In other words, don’t count on ten puppies just because your dog’s mother always had litters of ten. While it’s more likely, the other factors discussed in this article are more important.
Does the Size of the Mom Matter?
Not really. Even if the mother labrador retriever is on the smaller side for the breed, that doesn’t mean that she’ll have fewer puppies. It’s just more likely that her puppies will be small as well.
What About Labrador Mixes?
If you have a mom who is part labrador herself or is a purebred labrador but has puppies with another breed, some of these numbers and averages change.
If your pregnant pooch is only part labrador, the size of her litter will also depend on what other breeds she contains. The general rule of thumb is that the larger the breed, the larger the litter. If your lab is a part German shepherd, expect a somewhat bigger litter. If she’s part terrier, there may be one or two fewer puppies.
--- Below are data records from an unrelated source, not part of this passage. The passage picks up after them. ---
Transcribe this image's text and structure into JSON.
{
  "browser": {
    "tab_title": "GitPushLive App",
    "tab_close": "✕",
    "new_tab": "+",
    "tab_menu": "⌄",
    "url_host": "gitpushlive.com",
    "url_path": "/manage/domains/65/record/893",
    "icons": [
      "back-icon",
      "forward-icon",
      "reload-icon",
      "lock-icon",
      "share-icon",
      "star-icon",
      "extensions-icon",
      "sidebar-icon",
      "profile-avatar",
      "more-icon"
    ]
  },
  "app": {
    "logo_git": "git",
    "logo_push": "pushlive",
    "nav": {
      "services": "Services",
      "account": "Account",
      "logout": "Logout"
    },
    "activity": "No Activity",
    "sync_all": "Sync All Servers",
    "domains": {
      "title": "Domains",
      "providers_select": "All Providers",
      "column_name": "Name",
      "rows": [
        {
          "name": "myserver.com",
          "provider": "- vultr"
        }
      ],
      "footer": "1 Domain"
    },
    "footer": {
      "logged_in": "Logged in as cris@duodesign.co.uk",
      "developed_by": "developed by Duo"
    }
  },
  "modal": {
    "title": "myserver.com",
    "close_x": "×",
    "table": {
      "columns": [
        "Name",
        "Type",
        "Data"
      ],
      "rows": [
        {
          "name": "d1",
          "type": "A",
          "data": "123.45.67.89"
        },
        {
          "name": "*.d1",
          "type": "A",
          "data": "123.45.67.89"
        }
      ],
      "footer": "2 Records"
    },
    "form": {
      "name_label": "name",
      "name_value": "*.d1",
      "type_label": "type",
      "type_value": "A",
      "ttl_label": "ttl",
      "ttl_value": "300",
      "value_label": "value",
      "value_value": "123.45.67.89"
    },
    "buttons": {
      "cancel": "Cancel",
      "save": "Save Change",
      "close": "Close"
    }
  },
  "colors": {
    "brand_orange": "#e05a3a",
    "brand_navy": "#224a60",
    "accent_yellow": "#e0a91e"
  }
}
The breed of the father matters less, though. The breed of the father has more to do with the size of each individual puppy. If he’s a big dog, his children will also be larger than the average labrador, or vice versa.
Fun fact: the largest known litter of puppies ever recorded is a whopping 24. Unsurprisingly, the 15 male and nine female puppies were born to a Neopolitan Mastiff in 2009, one of the most giant breeds around.
Take Good Care of Your Dogs
One of the most significant determining factors in litter size is how well the mom, and even the dad, are cared for by their owners or handlers.
Healthy dogs tend to produce larger litters. Even more critical, their puppies also tend to be healthier, increasing the likelihood that all of them will survive infancy and be able to go on to their “furever” homes.